Michael Shifter, president of the Inter-American Dialogue think tank in Washington, said the case supports U.S. accusations of high-level support for drug trafficking in Venezuela’s military as it was unlikely two sergeants and a lieutenant acted alone.
“The quick arrests were not surprising — (President Nicolas) Maduro understands this is a real problem for him,” Shifter said. “But it is doubtful that any higher-ups in the military who might have been involved will be held to account.”
Shifter said it is “hard to escape the conclusion that at least parts of the Venezuelan military are involved in drug trafficking.”
Under President Hugo Chavez, who died in March of cancer, Venezuela became a major transit country for U.S- and Europe-bound Colombian cocaine, including via new routes to Africa.
The U.S. government has repeatedly decertified Venezuela as a partner in the drug war. The White House issued its most recent annual rebuke Sept. 13, listing it with Burma and Bolivia as “failing demonstrably” to meet obligations under international treaties.
Venezuelan officials call the allegations unfounded. They say they have stepped up arrests of traffickers and drug seizures. Keleris says Venezuela has captured more than 100 kingpins since 2006, extraditing most of them, including to the United States.

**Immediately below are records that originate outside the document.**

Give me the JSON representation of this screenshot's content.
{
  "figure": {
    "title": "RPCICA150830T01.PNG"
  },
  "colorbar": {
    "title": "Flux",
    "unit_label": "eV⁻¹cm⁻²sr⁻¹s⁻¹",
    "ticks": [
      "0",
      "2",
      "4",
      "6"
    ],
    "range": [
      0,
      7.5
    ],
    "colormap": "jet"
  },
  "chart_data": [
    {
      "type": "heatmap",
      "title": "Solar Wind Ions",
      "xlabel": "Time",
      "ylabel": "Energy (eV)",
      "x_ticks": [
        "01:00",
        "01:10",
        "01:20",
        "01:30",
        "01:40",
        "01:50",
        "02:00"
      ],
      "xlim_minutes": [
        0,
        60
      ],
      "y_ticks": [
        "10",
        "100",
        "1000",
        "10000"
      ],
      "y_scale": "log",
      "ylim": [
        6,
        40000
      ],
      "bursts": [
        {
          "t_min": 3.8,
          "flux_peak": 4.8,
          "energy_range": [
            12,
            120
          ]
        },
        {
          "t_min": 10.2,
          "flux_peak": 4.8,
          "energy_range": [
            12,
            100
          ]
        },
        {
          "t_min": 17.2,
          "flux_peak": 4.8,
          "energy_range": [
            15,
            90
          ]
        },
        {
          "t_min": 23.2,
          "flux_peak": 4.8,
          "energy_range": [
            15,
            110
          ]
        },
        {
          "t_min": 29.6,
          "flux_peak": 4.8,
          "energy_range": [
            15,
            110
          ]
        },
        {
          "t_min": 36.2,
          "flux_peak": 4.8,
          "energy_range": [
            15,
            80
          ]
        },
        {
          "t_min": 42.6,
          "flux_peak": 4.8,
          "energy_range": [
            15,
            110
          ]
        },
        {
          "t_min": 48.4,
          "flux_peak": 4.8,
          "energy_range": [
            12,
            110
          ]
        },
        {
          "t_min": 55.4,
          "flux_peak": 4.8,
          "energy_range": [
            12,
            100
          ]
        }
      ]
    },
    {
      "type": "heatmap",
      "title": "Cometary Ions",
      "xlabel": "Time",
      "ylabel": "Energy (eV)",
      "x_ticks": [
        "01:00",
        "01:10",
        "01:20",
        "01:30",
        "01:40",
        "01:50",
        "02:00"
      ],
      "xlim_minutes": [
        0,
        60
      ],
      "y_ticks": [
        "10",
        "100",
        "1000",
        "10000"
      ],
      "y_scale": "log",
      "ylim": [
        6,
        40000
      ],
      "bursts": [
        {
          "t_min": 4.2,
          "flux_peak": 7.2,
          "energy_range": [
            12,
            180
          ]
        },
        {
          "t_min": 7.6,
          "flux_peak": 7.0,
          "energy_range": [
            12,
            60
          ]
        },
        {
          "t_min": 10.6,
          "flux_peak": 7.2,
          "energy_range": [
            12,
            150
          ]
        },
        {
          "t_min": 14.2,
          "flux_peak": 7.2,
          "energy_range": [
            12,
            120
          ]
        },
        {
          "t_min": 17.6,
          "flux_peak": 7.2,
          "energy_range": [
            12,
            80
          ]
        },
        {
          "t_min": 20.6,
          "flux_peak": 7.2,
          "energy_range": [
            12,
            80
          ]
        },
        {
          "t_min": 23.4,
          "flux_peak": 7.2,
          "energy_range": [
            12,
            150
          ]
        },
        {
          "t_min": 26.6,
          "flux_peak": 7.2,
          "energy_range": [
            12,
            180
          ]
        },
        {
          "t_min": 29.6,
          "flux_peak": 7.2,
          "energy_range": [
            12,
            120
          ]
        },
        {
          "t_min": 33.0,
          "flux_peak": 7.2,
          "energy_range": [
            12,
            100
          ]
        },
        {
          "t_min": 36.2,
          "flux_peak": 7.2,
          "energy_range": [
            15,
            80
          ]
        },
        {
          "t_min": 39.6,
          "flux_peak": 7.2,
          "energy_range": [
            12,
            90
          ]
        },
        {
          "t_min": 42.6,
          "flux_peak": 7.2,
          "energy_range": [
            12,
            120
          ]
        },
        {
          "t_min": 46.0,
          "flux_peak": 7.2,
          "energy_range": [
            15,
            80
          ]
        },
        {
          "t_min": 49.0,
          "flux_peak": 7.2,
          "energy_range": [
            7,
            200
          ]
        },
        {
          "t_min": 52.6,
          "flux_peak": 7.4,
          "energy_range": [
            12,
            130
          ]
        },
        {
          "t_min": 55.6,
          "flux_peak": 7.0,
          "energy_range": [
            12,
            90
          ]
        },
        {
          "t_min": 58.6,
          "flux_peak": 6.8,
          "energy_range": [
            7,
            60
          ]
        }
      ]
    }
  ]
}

U.S. and Colombian counterdrug officials acknowledge Venezuela has cooperated in several key cases. However, they say that has not purged drug corruption from the top ranks of Venezuela’s military, which long provided Chavez with a backbone of loyal support and continues to play a dominant role in the country.
Among Venezuelan officials on the U.S. Treasury Department’s list of designated drug kingpins are Gen. Hugo Carvajal, the military’s counterintelligence chief, and retired Gen. Henry Rangel Silva, a former defense minister and currently governor of Trujillo state.
Last month, a former National Guard captain was added to the list: Vassyly Villarroel. Treasury called said Villarroel used Simon Bolivar airport, among others, as well as seaports and official government vehicles to ship cocaine to Mexican traffickers including the Sinaloa cartel, the Zetas and the Beltran Leyva organization.
Villarroel was indicted in 2011 in New York’s eastern district on cocaine trafficking charges.